Curious to learn more? Dive into the video below for all the insights:

#1 - Ditch the Swing - While this could very well be a choreographic choice, many aerialists swing without realizing it. Stay steady. Avoid accidental collisions and enhance control by starting directly beneath your rig point and try not to jump up on your silk to initiate a climb.

#2 - Gentle Landings - Eeek, this one could cause a injured ankle, a slip or a fall. Ask yourself, would you come down that way if a mat wasn't under you? Get in the habit of lowering all the way to the mat with control. I've seen it happen firsthand where aerialists misjudge how high they are, plop down and end up with an injury that could've been avoided.

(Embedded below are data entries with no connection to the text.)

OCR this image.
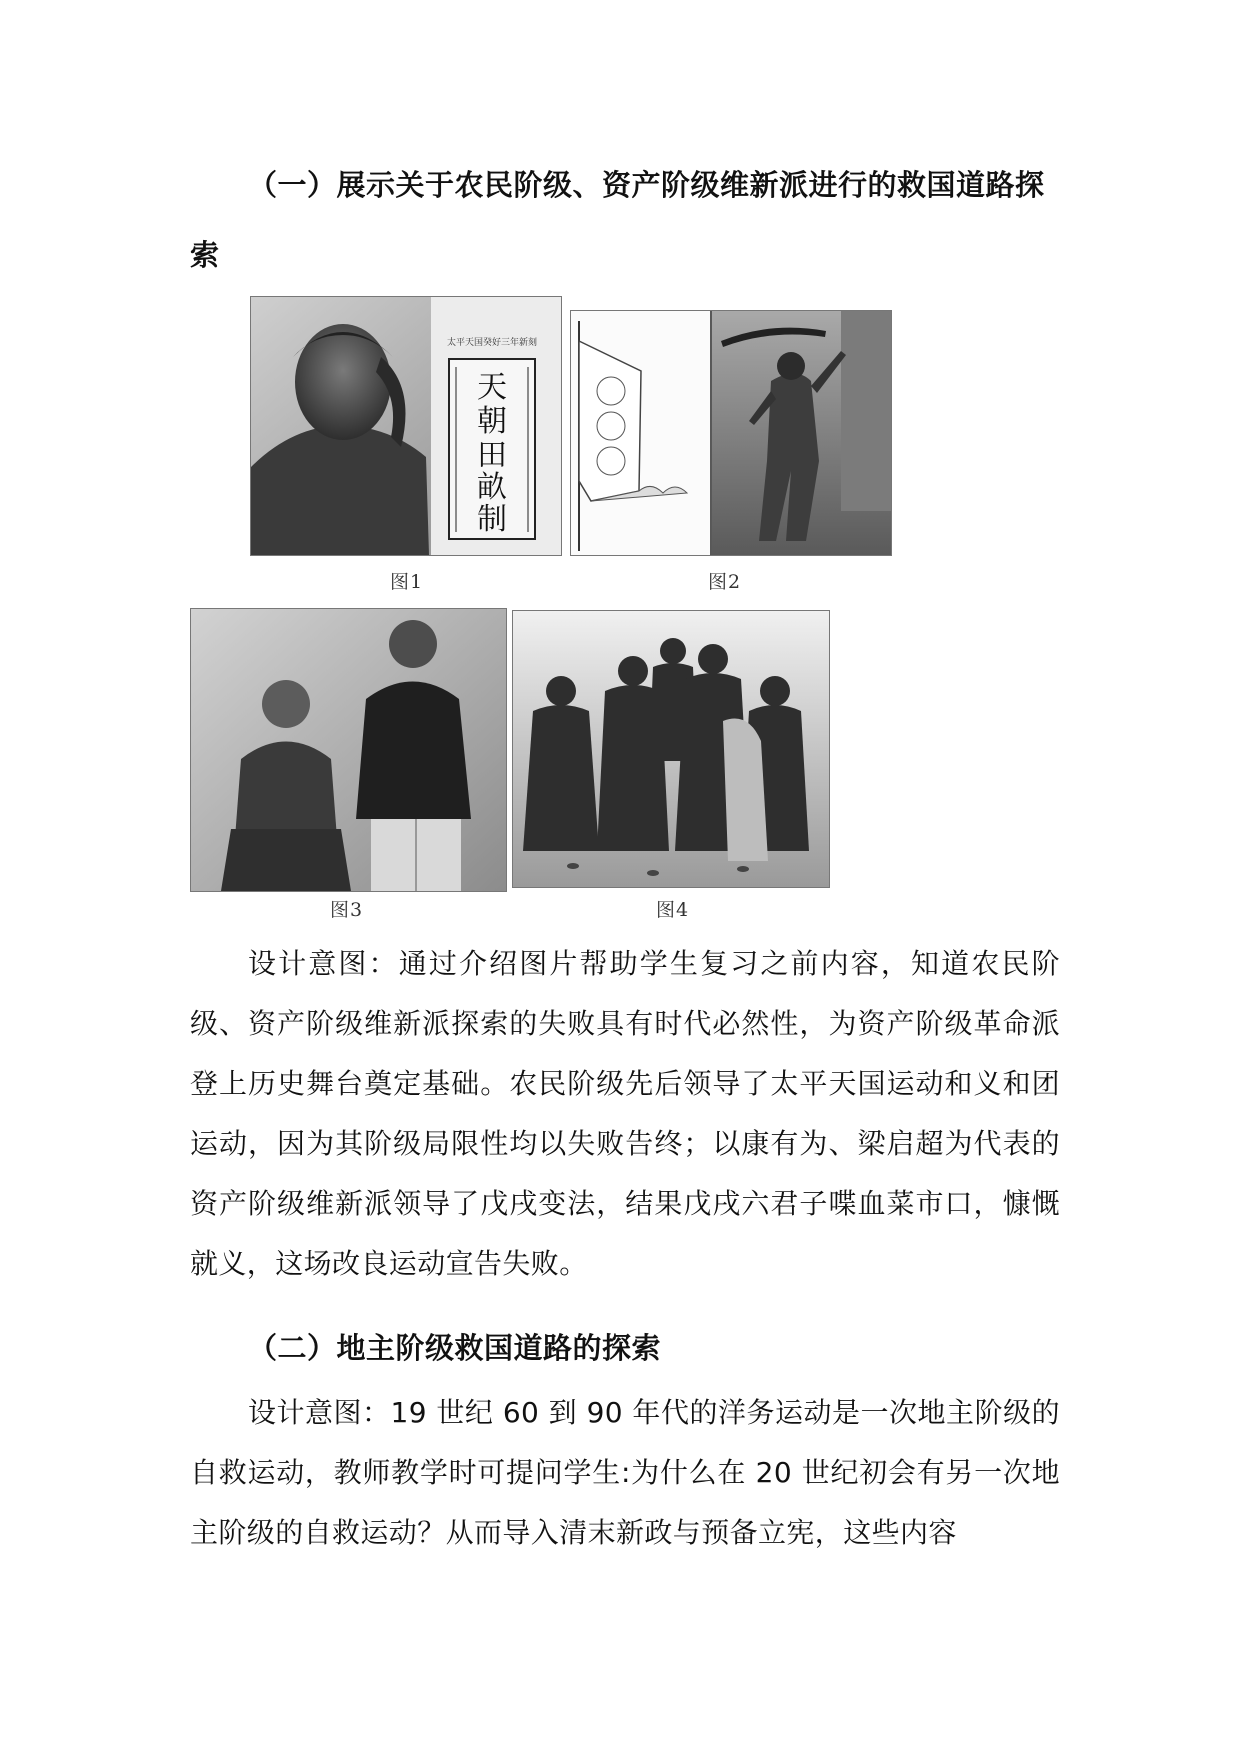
（一）展示关于农民阶级、资产阶级维新派进行的救国道路探索

太平天国癸好三年新刻
天
朝
田
畝
制
图1	图2
图3	图4

设计意图：通过介绍图片帮助学生复习之前内容，知道农民阶级、资产阶级维新派探索的失败具有时代必然性，为资产阶级革命派登上历史舞台奠定基础。农民阶级先后领导了太平天国运动和义和团运动，因为其阶级局限性均以失败告终；以康有为、梁启超为代表的资产阶级维新派领导了戊戌变法，结果戊戌六君子喋血菜市口，慷慨就义，这场改良运动宣告失败。

（二）地主阶级救国道路的探索

设计意图：19 世纪 60 到 90 年代的洋务运动是一次地主阶级的自救运动，教师教学时可提问学生:为什么在 20 世纪初会有另一次地主阶级的自救运动？从而导入清末新政与预备立宪，这些内容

#3 - Swing-Free Inversions - Easier said than done! While swinging does very well make it easier to get over and can be appropriate in certain skills, many swing without realizing it. Allowing yourself to swing is only cheating yourself later. Practice your inversion with the hammock knot aiming to pause in hollow body at the bottom to kick the habit. It'll be difficult, it'll take time, but you'll thank yourself later!

#4 - Supported Splits - Avoid placing excessive strain on your knees and ankles. Elevate your splits by keeping your legs and feet engaged and well-supported. If your back knee is bent and lacks support from your quadriceps, it can lead to unnecessary pressure on your knee. Similarly, if your back foot is angled unnaturally (sickled), it disrupts your split alignment and adds strain to your outer ankle. Prioritize maintaining a slightly higher split position with strong and supported legs and feet.

Remember, aerial isn't just about nailing those skills and tricks; it's about the whole experience – how it empowers you, the joy it brings, and the sense of accomplishment you gain.

I'm here to support you on your aerial journey, helping you stay informed, as injury-free as possible and eager for your next training session!